It’s better to be lucky than good, so they say.
For the past two seasons, the Colts have been both behind Andrew Luck.
No quarterback has ever won as many close games during his first two years as the Indianapolis quarterback, who holds a 14-2 record in games decided by a touchdown or less.
The law of averages must catch up at some point. Or will it?
Through the first two seasons of Luck’s pro career, the numbers don’t lie. Instead, they scream.
He has been the best young clutch quarterback in the history of the game, at least through the modern era.
The Colts’ .875 two-year winning mark in close games is far and away the best in the league.
Sure, it is a team game. But in this quarterback-dominated league, Luck is the primary reason.
In some cases, that is most obvious, as in his scramble and TD toss to secure a last-second win at Detroit in 2012.
In others, it has been more workman-like, as in Luck’s 2013 systematic comebacks against AFC South Division rivals Houston and Tennessee.
And, on a few occasions, it was transcendent, as in inspired performances last season against AFC champion Denver and playoff opponent Kansas City.
There is no doubt that the league has noticed.
“If you had to select one player to build your team around at the most important position, you would choose Andrew Luck,” one NFL national writer said after polling general managers.
No doubt, Luck is very special.
“He has the stuff that makes legends,” Colts linebacker Robert Mathis said.
Mathis knows a thing or two about legends, having spent almost a decade playing with Peyton Manning.
Luck simply outplayed his Colts’ predecessor in a six-point win against the Broncos on national TV.

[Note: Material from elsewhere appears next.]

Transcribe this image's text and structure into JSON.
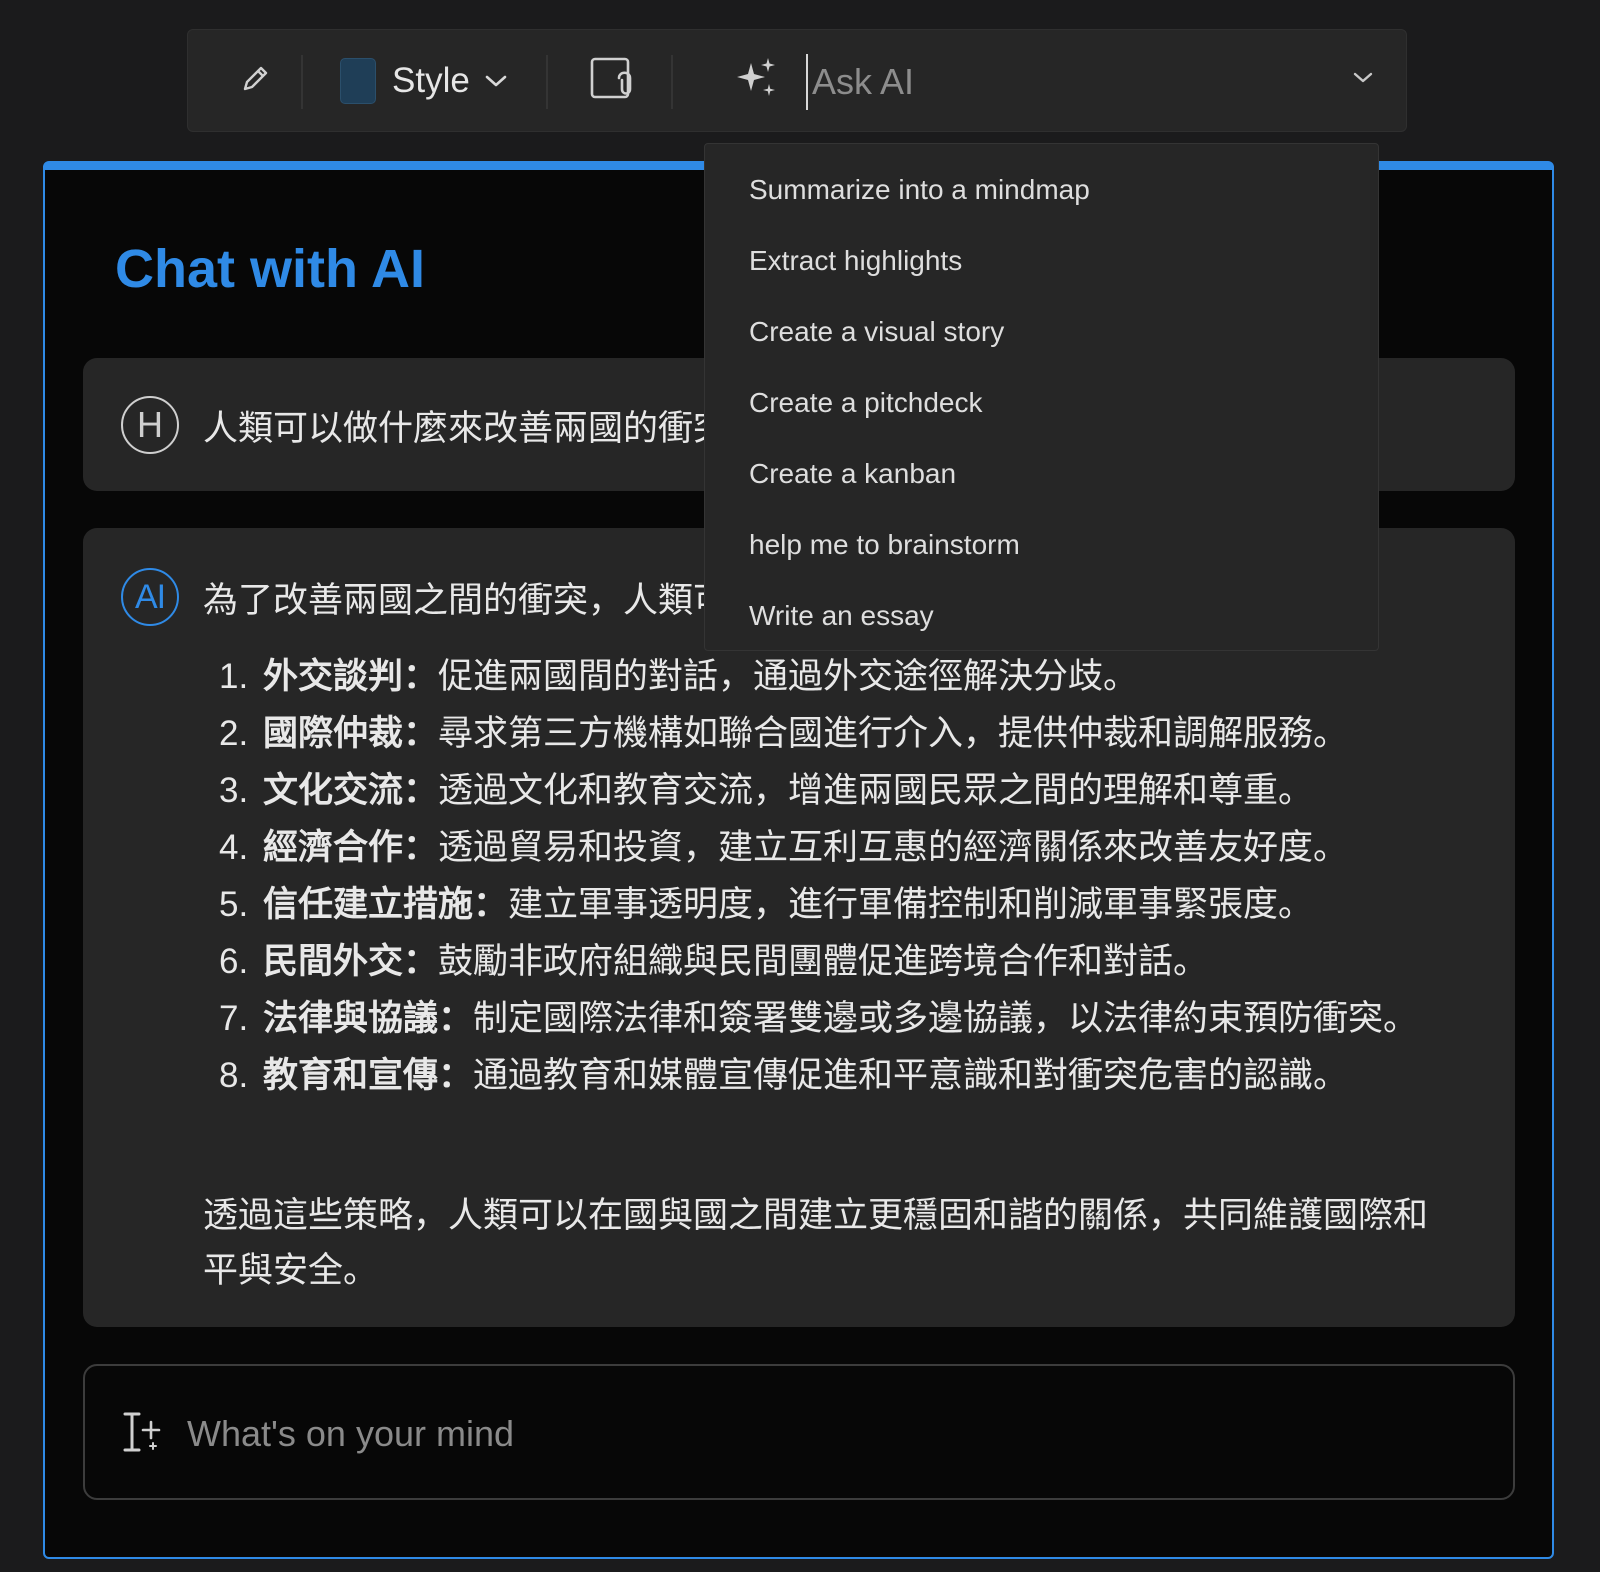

The Chiefs’ game was even more impressive. Down 38-10 in the third quarter Saturday, Andrew Luck capped his first playoff victory with two touchdowns in the fourth quarter to help beat the Kansas City Chiefs 45-44.
Taken in isolation, these wins are impressive. But the fact that Luck is putting them together better than any young quarterback to ever play the game is simply incredible.
The NFL is a tough league, where hot and cold streaks tend to even out. And no one is hotter than Luck right now. Going 14-2 in clutch games is more than a hot run.
Indeed, only one quarterback has had a better two-year run in the modern NFL. Fans in Indy may remember. That was Peyton Manning, who went 15-1 in close games with the Colts in 2008-09, according to statistics compiled by Bill Barnwell of ESPN.com.
That is something that just can’t continue, said statistician Barnwell, who notes that Tom Brady has the best percentage in close games (.711) of those quarterbacks with at least 50 such contests.
“Given the numbers above, it’s safe to say that Luck won’t win 88 percent of the close ones over the remainder of what’s sure to be a long career,” he said. “Even finishing with a win percentage above 60 percent might prove to be difficult.”
Manning’s percentage is .641.
So the luck will run out. No matter the quarterback, as the sample size grows, winning seven of every eight close games defies any sense of long-term probabilities.
Of course, much the same was thought after Luck’s rookie year, when he went 9-1 in close games. He followed that up with a 5-1 performance.
Somehow, despite the flaws — like his three interceptions in that Kansas City game — Luck somehow makes the plays to win, as when he scooped up Donald Brown’s goal-line fumble in that same game and dove into the end zone.
It defies logic, according to some.
“With one of the worst rosters in the NFL around him and a coaching staff and front office that appear to actively put obstacles in his way, Luck has compiled back-to-back 11-5 seasons at the helm of a team that was 2-14 the year before he arrived,” Barnwell said.
That criticism of the supporting cast is unduly harsh.
With Luck at the helm, back-to-back playoff appearances have to be attributed to something more than good fortune.
Sure, it’s better to be lucky than good.
It’s better yet to be both.
Bob Johnson is a correspondent for the Daily Journal. Send comments to email@example.com.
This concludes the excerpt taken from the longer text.